The “European Political Community” EPC

ds. On 6 October, 43 European countries founded the “European Political Community” EPC in Prague. Not only the heads of state and government of the EU, but also the top representatives from 17 other countries, from Iceland to Turkey, from Albania to Armenia, met in Prague to discuss new possibilities for cooperation. Switzerland was represented by its President for the Swiss Confederation Ignazio Cassis.
  “A European summit in a class of its own”, writes the “Neue Zürcher Zeitung” on 7 October. And in the following interview, German political scientist Daniela Schwarzer of the Open Society Foundations – a group of foundations of American billionaire George Soros based in New York – explains what the ECP is all about. Ms Schwarzer has been Managing Director for Europe and Eurasia since May last year.
  She speaks of a platform that is open to all states in Europe. Countries that do not want to join the EU could also participate.
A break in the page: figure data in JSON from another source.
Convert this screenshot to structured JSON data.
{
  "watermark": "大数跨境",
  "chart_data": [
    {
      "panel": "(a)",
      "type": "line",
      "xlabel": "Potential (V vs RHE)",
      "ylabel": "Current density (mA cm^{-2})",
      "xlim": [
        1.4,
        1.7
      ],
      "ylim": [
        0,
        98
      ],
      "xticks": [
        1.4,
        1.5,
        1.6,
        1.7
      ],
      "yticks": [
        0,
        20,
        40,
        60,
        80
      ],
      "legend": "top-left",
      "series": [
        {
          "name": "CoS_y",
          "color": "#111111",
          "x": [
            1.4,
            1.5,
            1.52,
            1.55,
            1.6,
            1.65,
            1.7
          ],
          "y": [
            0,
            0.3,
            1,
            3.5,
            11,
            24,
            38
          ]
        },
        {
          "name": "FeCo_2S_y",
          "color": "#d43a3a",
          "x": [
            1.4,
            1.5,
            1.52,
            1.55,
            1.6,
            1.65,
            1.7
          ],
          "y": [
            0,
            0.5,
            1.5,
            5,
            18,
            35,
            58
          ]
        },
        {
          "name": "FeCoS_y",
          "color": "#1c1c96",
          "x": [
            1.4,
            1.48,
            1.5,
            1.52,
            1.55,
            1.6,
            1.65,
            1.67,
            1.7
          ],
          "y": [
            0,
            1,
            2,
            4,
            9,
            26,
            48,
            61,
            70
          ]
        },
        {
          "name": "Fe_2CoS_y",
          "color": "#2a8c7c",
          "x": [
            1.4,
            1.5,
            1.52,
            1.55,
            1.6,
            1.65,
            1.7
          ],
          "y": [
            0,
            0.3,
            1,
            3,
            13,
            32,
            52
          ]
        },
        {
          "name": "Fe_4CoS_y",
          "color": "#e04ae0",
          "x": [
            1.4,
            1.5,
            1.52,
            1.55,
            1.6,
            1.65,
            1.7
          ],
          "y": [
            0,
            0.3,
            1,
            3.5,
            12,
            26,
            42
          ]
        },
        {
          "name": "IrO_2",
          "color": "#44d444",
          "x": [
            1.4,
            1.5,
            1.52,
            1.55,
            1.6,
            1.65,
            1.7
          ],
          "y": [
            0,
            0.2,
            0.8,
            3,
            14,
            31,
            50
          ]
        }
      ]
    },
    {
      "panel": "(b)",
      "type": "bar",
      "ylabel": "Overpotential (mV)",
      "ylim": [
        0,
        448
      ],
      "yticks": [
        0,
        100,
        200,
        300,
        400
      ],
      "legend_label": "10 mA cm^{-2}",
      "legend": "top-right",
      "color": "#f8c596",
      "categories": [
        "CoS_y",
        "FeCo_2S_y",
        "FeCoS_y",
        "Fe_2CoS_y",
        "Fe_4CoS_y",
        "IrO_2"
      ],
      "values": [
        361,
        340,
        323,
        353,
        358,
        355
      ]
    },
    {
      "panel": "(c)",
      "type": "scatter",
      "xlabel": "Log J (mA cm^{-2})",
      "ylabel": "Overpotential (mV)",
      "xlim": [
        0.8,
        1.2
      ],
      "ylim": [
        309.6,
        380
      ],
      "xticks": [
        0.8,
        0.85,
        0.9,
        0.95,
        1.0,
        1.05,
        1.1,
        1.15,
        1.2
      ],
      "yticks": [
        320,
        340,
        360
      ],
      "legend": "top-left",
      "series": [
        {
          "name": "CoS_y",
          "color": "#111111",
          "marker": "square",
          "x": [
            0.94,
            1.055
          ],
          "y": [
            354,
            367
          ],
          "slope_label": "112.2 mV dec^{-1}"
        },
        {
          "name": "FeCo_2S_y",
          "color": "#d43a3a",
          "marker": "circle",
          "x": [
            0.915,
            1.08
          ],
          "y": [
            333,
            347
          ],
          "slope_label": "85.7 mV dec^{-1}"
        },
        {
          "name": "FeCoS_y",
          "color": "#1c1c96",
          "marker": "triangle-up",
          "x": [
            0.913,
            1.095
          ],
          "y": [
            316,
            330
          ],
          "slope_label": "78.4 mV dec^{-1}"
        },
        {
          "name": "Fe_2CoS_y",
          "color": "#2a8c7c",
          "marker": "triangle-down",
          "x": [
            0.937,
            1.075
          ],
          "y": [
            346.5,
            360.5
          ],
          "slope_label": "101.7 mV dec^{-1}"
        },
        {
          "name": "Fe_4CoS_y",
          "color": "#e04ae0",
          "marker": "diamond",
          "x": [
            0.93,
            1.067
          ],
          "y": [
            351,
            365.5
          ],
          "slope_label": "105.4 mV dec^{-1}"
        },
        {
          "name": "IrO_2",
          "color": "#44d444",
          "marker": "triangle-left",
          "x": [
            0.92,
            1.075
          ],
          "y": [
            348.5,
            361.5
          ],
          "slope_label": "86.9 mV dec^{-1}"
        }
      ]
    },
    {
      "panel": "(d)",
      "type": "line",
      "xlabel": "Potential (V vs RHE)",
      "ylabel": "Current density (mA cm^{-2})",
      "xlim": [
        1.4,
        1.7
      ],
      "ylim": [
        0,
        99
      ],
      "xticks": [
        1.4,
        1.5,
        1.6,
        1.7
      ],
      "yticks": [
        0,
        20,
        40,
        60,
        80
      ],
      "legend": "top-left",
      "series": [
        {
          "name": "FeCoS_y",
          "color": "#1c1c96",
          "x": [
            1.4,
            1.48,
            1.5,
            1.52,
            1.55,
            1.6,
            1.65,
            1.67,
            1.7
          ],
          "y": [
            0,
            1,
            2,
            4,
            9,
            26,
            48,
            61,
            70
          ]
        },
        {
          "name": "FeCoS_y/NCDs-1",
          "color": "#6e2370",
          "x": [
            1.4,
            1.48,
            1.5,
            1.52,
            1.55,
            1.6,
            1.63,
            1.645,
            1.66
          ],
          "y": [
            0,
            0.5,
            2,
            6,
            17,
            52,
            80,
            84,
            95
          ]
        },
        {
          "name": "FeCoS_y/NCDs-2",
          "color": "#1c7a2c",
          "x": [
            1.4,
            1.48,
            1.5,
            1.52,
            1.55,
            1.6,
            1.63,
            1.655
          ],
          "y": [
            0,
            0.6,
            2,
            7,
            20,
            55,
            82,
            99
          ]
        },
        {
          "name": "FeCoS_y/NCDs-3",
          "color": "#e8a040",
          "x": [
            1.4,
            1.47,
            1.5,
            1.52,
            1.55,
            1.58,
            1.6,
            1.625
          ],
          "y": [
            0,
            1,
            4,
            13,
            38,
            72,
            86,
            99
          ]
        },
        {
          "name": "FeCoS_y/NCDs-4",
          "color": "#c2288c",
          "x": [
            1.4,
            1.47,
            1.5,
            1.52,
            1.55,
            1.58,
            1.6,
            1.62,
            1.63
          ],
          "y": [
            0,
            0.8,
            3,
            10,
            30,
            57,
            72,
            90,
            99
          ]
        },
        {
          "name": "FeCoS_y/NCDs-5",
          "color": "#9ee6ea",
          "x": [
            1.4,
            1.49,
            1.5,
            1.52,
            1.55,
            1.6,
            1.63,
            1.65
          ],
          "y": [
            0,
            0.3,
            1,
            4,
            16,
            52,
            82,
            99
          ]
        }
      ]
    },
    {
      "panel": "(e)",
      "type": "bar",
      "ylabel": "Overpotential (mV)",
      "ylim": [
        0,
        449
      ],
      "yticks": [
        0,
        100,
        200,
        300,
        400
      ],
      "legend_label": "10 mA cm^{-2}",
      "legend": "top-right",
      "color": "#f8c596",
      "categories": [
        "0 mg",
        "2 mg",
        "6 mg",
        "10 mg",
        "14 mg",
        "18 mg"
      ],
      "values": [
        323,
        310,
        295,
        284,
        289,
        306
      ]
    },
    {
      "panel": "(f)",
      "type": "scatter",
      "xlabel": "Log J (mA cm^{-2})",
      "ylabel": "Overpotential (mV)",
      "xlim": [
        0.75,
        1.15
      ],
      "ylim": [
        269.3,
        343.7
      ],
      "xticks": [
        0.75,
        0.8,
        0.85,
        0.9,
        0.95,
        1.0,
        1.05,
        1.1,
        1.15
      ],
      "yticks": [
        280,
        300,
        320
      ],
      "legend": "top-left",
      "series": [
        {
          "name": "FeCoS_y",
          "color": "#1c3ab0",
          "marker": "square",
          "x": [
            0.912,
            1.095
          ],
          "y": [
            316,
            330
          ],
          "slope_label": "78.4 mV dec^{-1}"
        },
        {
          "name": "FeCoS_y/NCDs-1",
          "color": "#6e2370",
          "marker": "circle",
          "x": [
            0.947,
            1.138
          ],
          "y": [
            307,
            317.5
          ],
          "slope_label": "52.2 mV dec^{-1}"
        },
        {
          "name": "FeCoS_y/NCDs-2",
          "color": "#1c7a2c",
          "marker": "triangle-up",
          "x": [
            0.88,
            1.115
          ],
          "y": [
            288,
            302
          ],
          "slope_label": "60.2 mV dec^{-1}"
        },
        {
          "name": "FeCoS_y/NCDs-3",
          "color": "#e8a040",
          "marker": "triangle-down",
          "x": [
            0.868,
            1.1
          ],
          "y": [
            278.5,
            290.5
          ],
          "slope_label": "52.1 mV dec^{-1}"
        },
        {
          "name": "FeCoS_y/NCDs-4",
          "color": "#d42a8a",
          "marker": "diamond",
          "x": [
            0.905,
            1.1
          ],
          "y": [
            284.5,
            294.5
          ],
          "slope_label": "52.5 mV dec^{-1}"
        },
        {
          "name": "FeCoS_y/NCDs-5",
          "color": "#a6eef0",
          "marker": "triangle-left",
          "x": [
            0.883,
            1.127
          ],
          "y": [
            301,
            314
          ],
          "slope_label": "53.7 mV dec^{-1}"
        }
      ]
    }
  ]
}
It is not about economic integration, but about areas such as collective security and energy. “We have the opportunity,” she continues, “to create a geopolitical dialogue forum for the whole continent that does not yet exist”. The challenge is “to find a common basic political orientation. Especially in the conflict with Russia”. For them, the EPC is both a bridge and an alternative to the EU.
  For the organisation, informal cooperation between states would suffice in the beginning, as long as there was no hard legal basis. But the further this community actually takes concrete political decisions, the more important it becomes either to create a secretariat or to borrow capacities from existing organisations. This is where the EU would come into play, as it already provides services to “non-EU states” within the framework of its neighbourhood policy.
  In order to move forward at all, the community had to be built flexibly. For her, this means working in sub-groups and deciding by qualified majority, so that no single state could prevent the others from going ahead. Cooperation would have to be structured in such a way that groups of willing states could precede.